Alphabet’s YouTube has confirmed that certain web browser users are experiencing a five-second delay before a video page loads.
The Verge reported that users on Reddit and Hacker News had been complaining that YouTube seems to have inserted an intentional five-second delay before video pages would load in Mozilla’s Firefox and occasionally some other browsers.
However YouTube has told the Verge that while these users are right about the delay, the browser has nothing to do with it. Instead it is part of YouTube’s attempt to halt the use of ad blockers across all platforms.
“In the past week, users using ad blockers may have experienced suboptimal viewing, which included delays in loading, regardless of the browser they are using,” YouTube communications manager Christopher Lawton told the Verge via email.
Lawton added that disabling the ad blocker should resolve the issue, though users “may still experience a temporary delay in loading” until their browser has refreshed.
Lawton also reportedly said that users will keep seeing issues like this as YouTube’s ad-blocker detection methods improve.
According to the Verge, the issue was initially reported as targeting Firefox users, but users online have said they’re seeing the delay in Chrome and Edge as well.
Examinations of the code that is causing the delay contains no indication that YouTube checks what kind of browser is in use, the Verge reported.
Mozilla’s senior brand manager Damiano DeMonte wrote in an email to The Verge that “there’s no evidence that this is a Firefox-specific issue.”
A Reddit user called Rytoxz posted a video of what the YouTube delay looks like.
Companies such as YouTube, as well as Meta Platforms etc are of course highly dependent on advertising revenues in order to generate revenue.
The issue has long been a bug bear for tech firms and Google, despite it in 2018 enabling its Chrome browser with an ad blocker to prevent annoying and “intrusive” ads from certain publishers.
In 2015 research from the Internet Advertising Bureau UK (IAB UK) found that nearly one in five British adults were using ad blocking software while using the web.
But since then the uptake of ad blocking software apparently slowed as consumers recognised the need for advertising to pay for their continued access to free online content.
The British government in 2016 even suggested it could be prepared to help content creators and publishers in their battle against ad blockers.
And Facebook has also previously warned that it would override ad blockers, but promised to give its users more control over what type of advertisements they see on the social network.
More recently Google has sought to clamp down on ad blocking more forcefully, mainly via its YouTube division.

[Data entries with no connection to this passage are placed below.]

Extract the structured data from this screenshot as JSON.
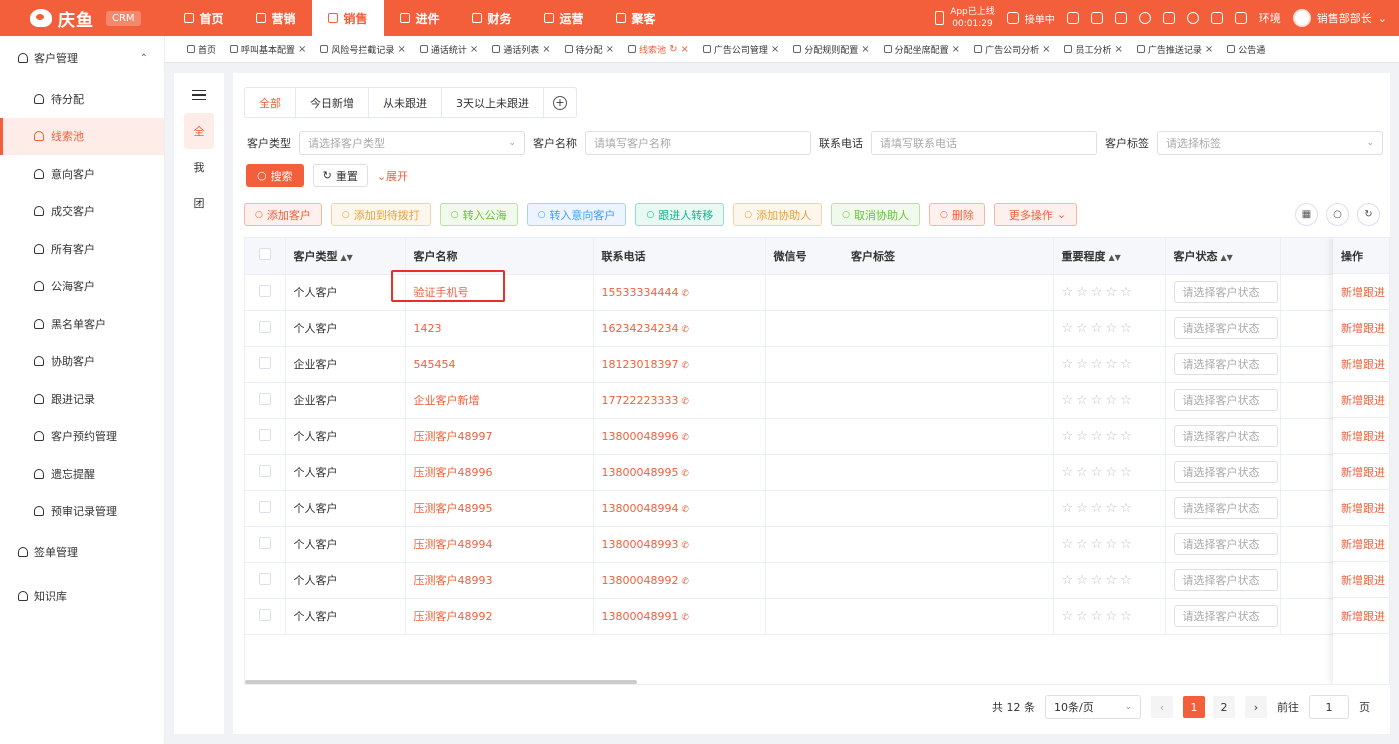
{
  "brand": {
    "name": "庆鱼",
    "badge": "CRM"
  },
  "nav": [
    {
      "label": "首页",
      "active": false
    },
    {
      "label": "营销",
      "active": false
    },
    {
      "label": "销售",
      "active": true
    },
    {
      "label": "进件",
      "active": false
    },
    {
      "label": "财务",
      "active": false
    },
    {
      "label": "运营",
      "active": false
    },
    {
      "label": "聚客",
      "active": false
    }
  ],
  "header": {
    "app_line1": "App已上线",
    "app_line2": "00:01:29",
    "dispatch": "接单中",
    "env": "环境",
    "user": "销售部部长"
  },
  "tabs": [
    {
      "label": "首页",
      "active": false,
      "close": false
    },
    {
      "label": "呼叫基本配置",
      "active": false,
      "close": true
    },
    {
      "label": "风险号拦截记录",
      "active": false,
      "close": true
    },
    {
      "label": "通话统计",
      "active": false,
      "close": true
    },
    {
      "label": "通话列表",
      "active": false,
      "close": true
    },
    {
      "label": "待分配",
      "active": false,
      "close": true
    },
    {
      "label": "线索池",
      "active": true,
      "close": true
    },
    {
      "label": "广告公司管理",
      "active": false,
      "close": true
    },
    {
      "label": "分配规则配置",
      "active": false,
      "close": true
    },
    {
      "label": "分配坐席配置",
      "active": false,
      "close": true
    },
    {
      "label": "广告公司分析",
      "active": false,
      "close": true
    },
    {
      "label": "员工分析",
      "active": false,
      "close": true
    },
    {
      "label": "广告推送记录",
      "active": false,
      "close": true
    },
    {
      "label": "公告通",
      "active": false,
      "close": false
    }
  ],
  "sidebar": {
    "group1": "客户管理",
    "items": [
      {
        "label": "待分配",
        "active": false
      },
      {
        "label": "线索池",
        "active": true
      },
      {
        "label": "意向客户",
        "active": false
      },
      {
        "label": "成交客户",
        "active": false
      },
      {
        "label": "所有客户",
        "active": false
      },
      {
        "label": "公海客户",
        "active": false
      },
      {
        "label": "黑名单客户",
        "active": false
      },
      {
        "label": "协助客户",
        "active": false
      },
      {
        "label": "跟进记录",
        "active": false
      },
      {
        "label": "客户预约管理",
        "active": false
      },
      {
        "label": "遗忘提醒",
        "active": false
      },
      {
        "label": "预审记录管理",
        "active": false
      }
    ],
    "group2": "签单管理",
    "group3": "知识库"
  },
  "rail": {
    "all": "全",
    "me": "我",
    "team": "团"
  },
  "subtabs": [
    "全部",
    "今日新增",
    "从未跟进",
    "3天以上未跟进"
  ],
  "filters": {
    "type_label": "客户类型",
    "type_placeholder": "请选择客户类型",
    "name_label": "客户名称",
    "name_placeholder": "请填写客户名称",
    "phone_label": "联系电话",
    "phone_placeholder": "请填写联系电话",
    "tag_label": "客户标签",
    "tag_placeholder": "请选择标签"
  },
  "search": {
    "search": "搜索",
    "reset": "重置",
    "expand": "展开"
  },
  "actions": [
    {
      "label": "添加客户",
      "color": "#f25f3a",
      "bg": "#fef0ec"
    },
    {
      "label": "添加到待拨打",
      "color": "#e6a23c",
      "bg": "#fdf6ec"
    },
    {
      "label": "转入公海",
      "color": "#67c23a",
      "bg": "#f0f9eb"
    },
    {
      "label": "转入意向客户",
      "color": "#409eff",
      "bg": "#ecf5ff"
    },
    {
      "label": "跟进人转移",
      "color": "#13b88a",
      "bg": "#e8f8f3"
    },
    {
      "label": "添加协助人",
      "color": "#e6a23c",
      "bg": "#fdf6ec"
    },
    {
      "label": "取消协助人",
      "color": "#67c23a",
      "bg": "#f0f9eb"
    },
    {
      "label": "删除",
      "color": "#f25f3a",
      "bg": "#fef0ec"
    },
    {
      "label": "更多操作",
      "color": "#f25f3a",
      "bg": "#fef0ec"
    }
  ],
  "table": {
    "headers": {
      "type": "客户类型",
      "name": "客户名称",
      "phone": "联系电话",
      "wechat": "微信号",
      "tag": "客户标签",
      "importance": "重要程度",
      "status": "客户状态",
      "op": "操作"
    },
    "status_placeholder": "请选择客户状态",
    "op_label": "新增跟进",
    "rows": [
      {
        "type": "个人客户",
        "name": "验证手机号",
        "phone": "15533334444"
      },
      {
        "type": "个人客户",
        "name": "1423",
        "phone": "16234234234"
      },
      {
        "type": "企业客户",
        "name": "545454",
        "phone": "18123018397"
      },
      {
        "type": "企业客户",
        "name": "企业客户新增",
        "phone": "17722223333"
      },
      {
        "type": "个人客户",
        "name": "压测客户48997",
        "phone": "13800048996"
      },
      {
        "type": "个人客户",
        "name": "压测客户48996",
        "phone": "13800048995"
      },
      {
        "type": "个人客户",
        "name": "压测客户48995",
        "phone": "13800048994"
      },
      {
        "type": "个人客户",
        "name": "压测客户48994",
        "phone": "13800048993"
      },
      {
        "type": "个人客户",
        "name": "压测客户48993",
        "phone": "13800048992"
      },
      {
        "type": "个人客户",
        "name": "压测客户48992",
        "phone": "13800048991"
      }
    ]
  },
  "pager": {
    "total": "共 12 条",
    "size": "10条/页",
    "pages": [
      "1",
      "2"
    ],
    "current": "1",
    "goto": "前往",
    "goto_value": "1",
    "page_unit": "页"
  }
}
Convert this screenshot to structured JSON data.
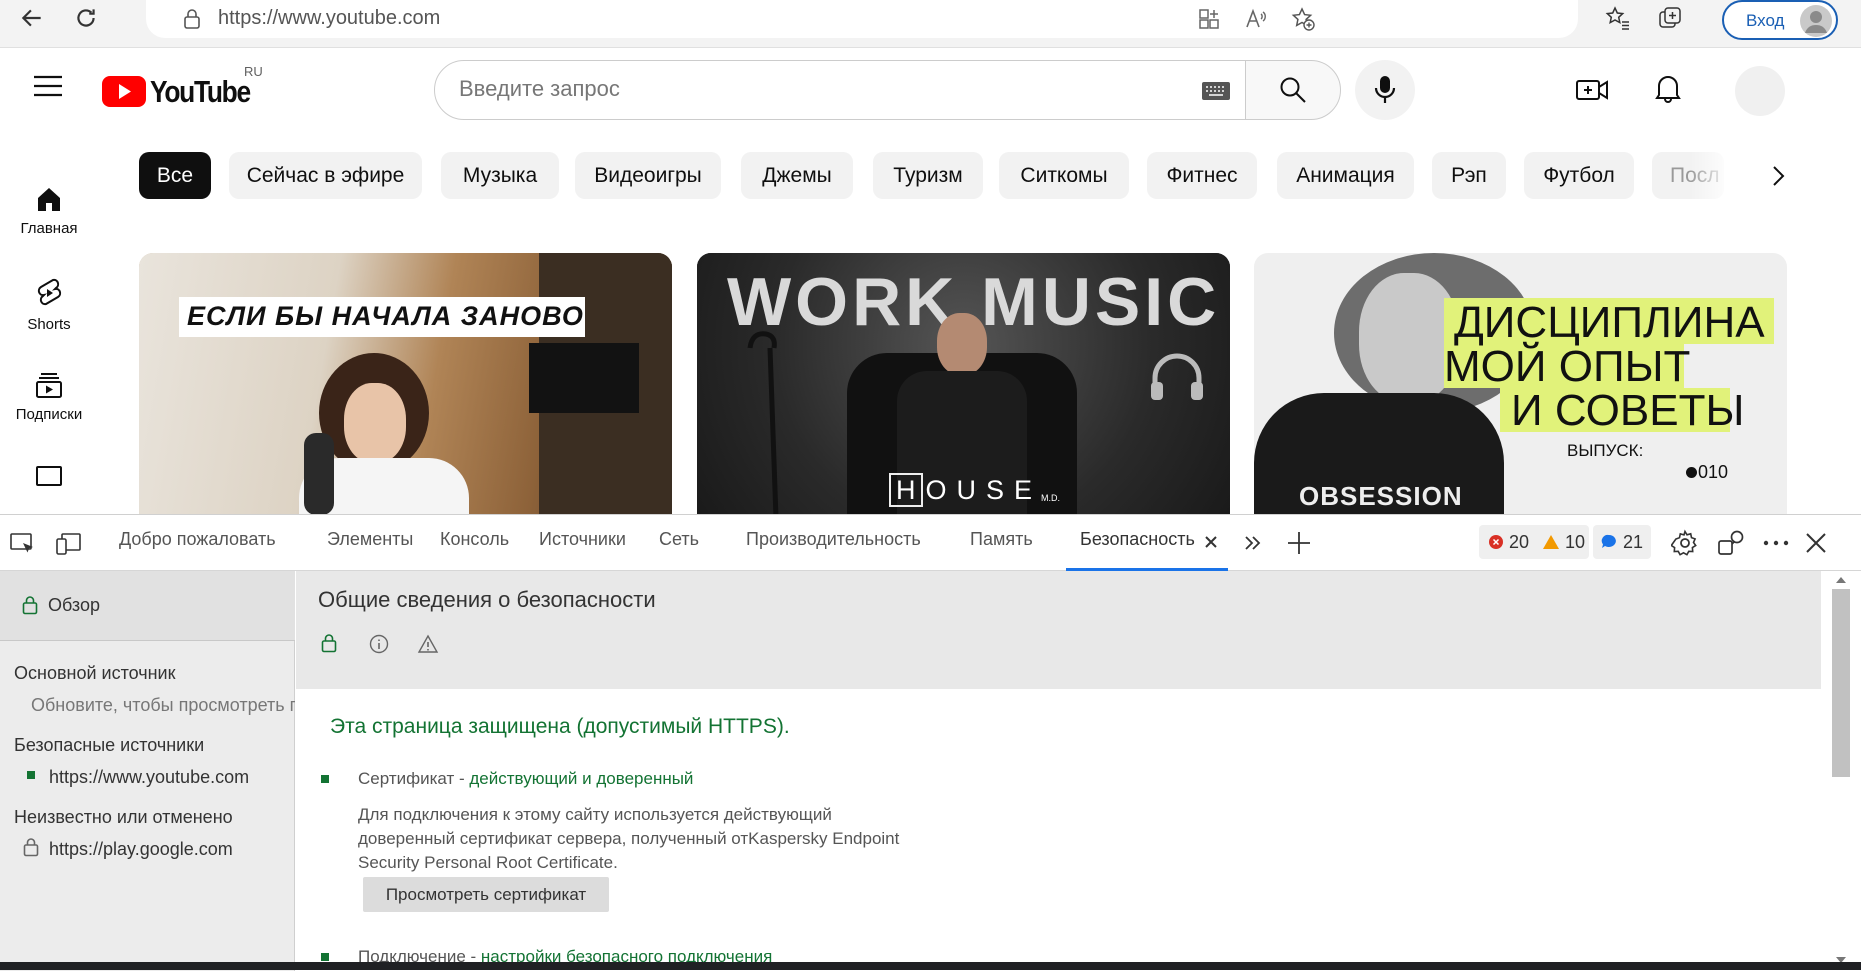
{
  "browser": {
    "url": "https://www.youtube.com",
    "login_label": "Вход"
  },
  "youtube": {
    "logo_text": "YouTube",
    "logo_region": "RU",
    "search_placeholder": "Введите запрос",
    "nav": [
      {
        "label": "Главная",
        "icon": "home-icon"
      },
      {
        "label": "Shorts",
        "icon": "shorts-icon"
      },
      {
        "label": "Подписки",
        "icon": "subscriptions-icon"
      }
    ],
    "chips": [
      "Все",
      "Сейчас в эфире",
      "Музыка",
      "Видеоигры",
      "Джемы",
      "Туризм",
      "Ситкомы",
      "Фитнес",
      "Анимация",
      "Рэп",
      "Футбол",
      "Посл"
    ],
    "thumbnails": {
      "t1": {
        "caption": "ЕСЛИ БЫ НАЧАЛА ЗАНОВО"
      },
      "t2": {
        "title": "WORK MUSIC",
        "brand": "HOUSE",
        "brand_sub": "M.D."
      },
      "t3": {
        "line1": "ДИСЦИПЛИНА",
        "line2": "МОЙ ОПЫТ",
        "line3": "И СОВЕТЫ",
        "issue_label": "ВЫПУСК:",
        "issue_number": "010",
        "shirt_text": "OBSESSION"
      }
    },
    "colors": {
      "brand_red": "#ff0000",
      "chip_active": "#0f0f0f"
    }
  },
  "devtools": {
    "tabs": [
      "Добро пожаловать",
      "Элементы",
      "Консоль",
      "Источники",
      "Сеть",
      "Производительность",
      "Память",
      "Безопасность"
    ],
    "active_tab": "Безопасность",
    "counts": {
      "errors": "20",
      "warnings": "10",
      "info": "21"
    },
    "left_panel": {
      "overview": "Обзор",
      "main_origin_heading": "Основной источник",
      "main_origin_note": "Обновите, чтобы просмотреть г",
      "secure_heading": "Безопасные источники",
      "secure_origin": "https://www.youtube.com",
      "unknown_heading": "Неизвестно или отменено",
      "unknown_origin": "https://play.google.com"
    },
    "main_panel": {
      "title": "Общие сведения о безопасности",
      "status": "Эта страница защищена (допустимый HTTPS).",
      "certificate_label": "Сертификат",
      "certificate_separator": " - ",
      "certificate_status": "действующий и доверенный",
      "certificate_desc_1": "Для подключения к этому сайту используется действующий",
      "certificate_desc_2": "доверенный сертификат сервера, полученный отKaspersky Endpoint",
      "certificate_desc_3": "Security Personal Root Certificate.",
      "view_certificate_button": "Просмотреть сертификат",
      "connection_label": "Подключение",
      "connection_status": "настройки безопасного подключения"
    },
    "colors": {
      "secure_green": "#137333",
      "error_red": "#d93025",
      "warning_yellow": "#f29900",
      "info_blue": "#1a73e8"
    }
  }
}
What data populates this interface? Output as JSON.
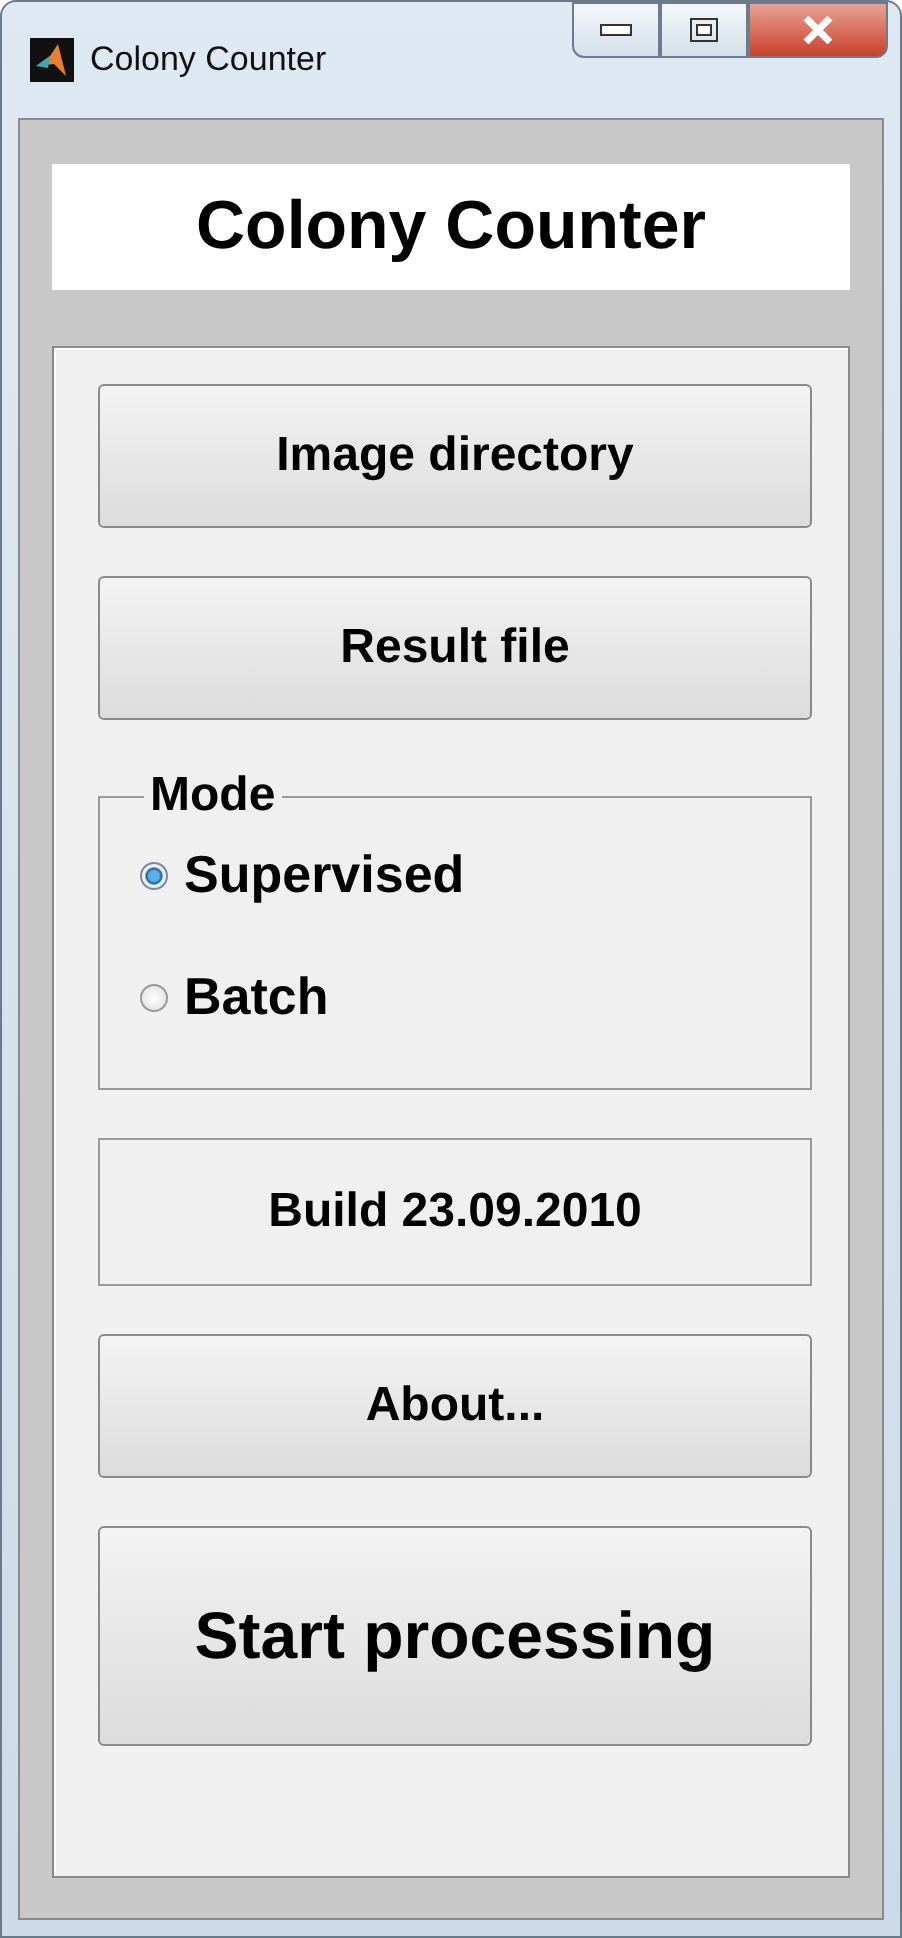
{
  "window": {
    "title": "Colony Counter"
  },
  "heading": "Colony Counter",
  "buttons_top": [
    {
      "label": "Image directory"
    },
    {
      "label": "Result file"
    }
  ],
  "mode": {
    "label": "Mode",
    "options": [
      {
        "label": "Supervised",
        "selected": true
      },
      {
        "label": "Batch",
        "selected": false
      }
    ]
  },
  "build": "Build 23.09.2010",
  "about_button": "About...",
  "start_button": "Start processing"
}
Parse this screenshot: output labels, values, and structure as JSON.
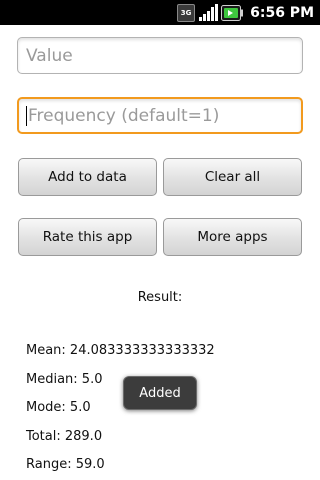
{
  "status_bar": {
    "network_type": "3G",
    "time": "6:56 PM",
    "icons": [
      "3g-icon",
      "signal-icon",
      "battery-icon"
    ]
  },
  "form": {
    "value_placeholder": "Value",
    "frequency_placeholder": "Frequency (default=1)",
    "frequency_focused": true
  },
  "buttons": {
    "add_to_data": "Add to data",
    "clear_all": "Clear all",
    "rate_this_app": "Rate this app",
    "more_apps": "More apps"
  },
  "result": {
    "label": "Result:",
    "mean": "Mean: 24.083333333333332",
    "median": "Median: 5.0",
    "mode": "Mode: 5.0",
    "total": "Total: 289.0",
    "range": "Range: 59.0"
  },
  "toast": {
    "message": "Added"
  },
  "colors": {
    "status_bar_bg": "#000000",
    "focus_border": "#f29a1e",
    "battery_green": "#3ec73e",
    "toast_bg": "#3c3c3c"
  }
}
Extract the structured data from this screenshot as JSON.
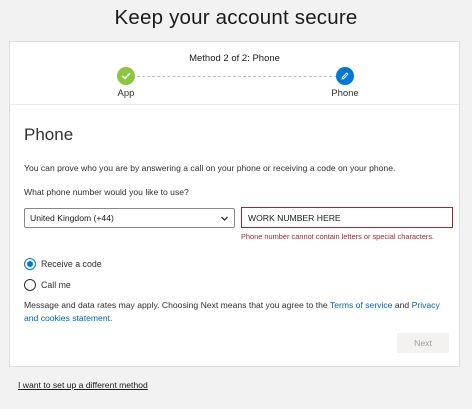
{
  "page": {
    "title": "Keep your account secure"
  },
  "stepper": {
    "method_label": "Method 2 of 2: Phone",
    "steps": [
      {
        "label": "App",
        "state": "complete",
        "icon": "checkmark-icon",
        "color": "#8cc63f"
      },
      {
        "label": "Phone",
        "state": "current",
        "icon": "pencil-icon",
        "color": "#0078d4"
      }
    ]
  },
  "form": {
    "section_title": "Phone",
    "intro": "You can prove who you are by answering a call on your phone or receiving a code on your phone.",
    "question": "What phone number would you like to use?",
    "country": {
      "selected": "United Kingdom (+44)",
      "icon": "chevron-down-icon"
    },
    "phone_number": {
      "value": "WORK NUMBER HERE",
      "error": "Phone number cannot contain letters or special characters.",
      "error_color": "#a4262c"
    },
    "methods": [
      {
        "label": "Receive a code",
        "checked": true
      },
      {
        "label": "Call me",
        "checked": false
      }
    ],
    "disclaimer": {
      "text_before": "Message and data rates may apply. Choosing Next means that you agree to the ",
      "terms_link": "Terms of service",
      "text_middle": " and ",
      "privacy_link": "Privacy and cookies statement",
      "text_after": "."
    },
    "next_label": "Next"
  },
  "footer": {
    "different_method_link": "I want to set up a different method"
  },
  "colors": {
    "accent": "#0078d4",
    "link": "#0067b8",
    "success": "#8cc63f",
    "error": "#a4262c"
  }
}
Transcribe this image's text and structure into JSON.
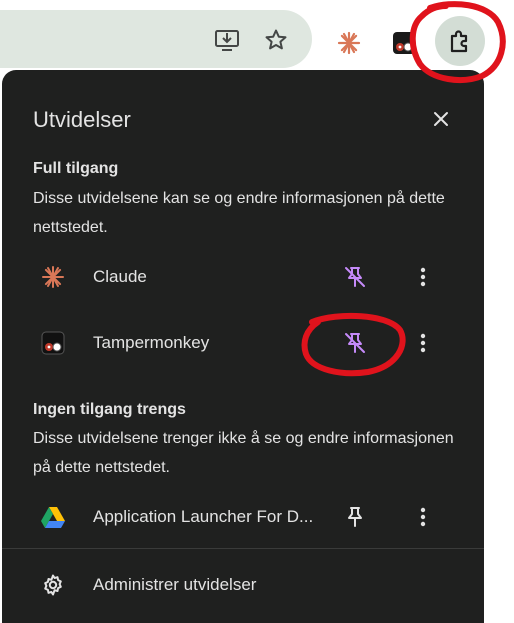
{
  "panel": {
    "title": "Utvidelser",
    "full_access": {
      "heading": "Full tilgang",
      "description": "Disse utvidelsene kan se og endre informasjonen på dette nettstedet.",
      "items": [
        {
          "name": "Claude",
          "icon": "claude-icon",
          "pin": "pin-off-icon"
        },
        {
          "name": "Tampermonkey",
          "icon": "tampermonkey-icon",
          "pin": "pin-off-icon"
        }
      ]
    },
    "no_access": {
      "heading": "Ingen tilgang trengs",
      "description": "Disse utvidelsene trenger ikke å se og endre informasjonen på dette nettstedet.",
      "items": [
        {
          "name": "Application Launcher For D...",
          "icon": "google-drive-icon",
          "pin": "pin-icon"
        }
      ]
    },
    "manage_label": "Administrer utvidelser"
  },
  "colors": {
    "panel_bg": "#1f201f",
    "text": "#e3e3e3",
    "pinned_accent": "#c58af9",
    "annotation": "#e0131c",
    "claude_orange": "#d97757"
  }
}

Indeed, according to the Verge YouTube in June began disabling videos for some viewers using ad blockers, and then last month confirmed last month that it had “launched a global effort” to get users to either enable ads or subscribe to its $13.99 per month ad-free Premium service.
According to the Verge, Google last week detailed a big change to Chrome that undermines uBlock Origin, one of the more popular ad-blocking extensions.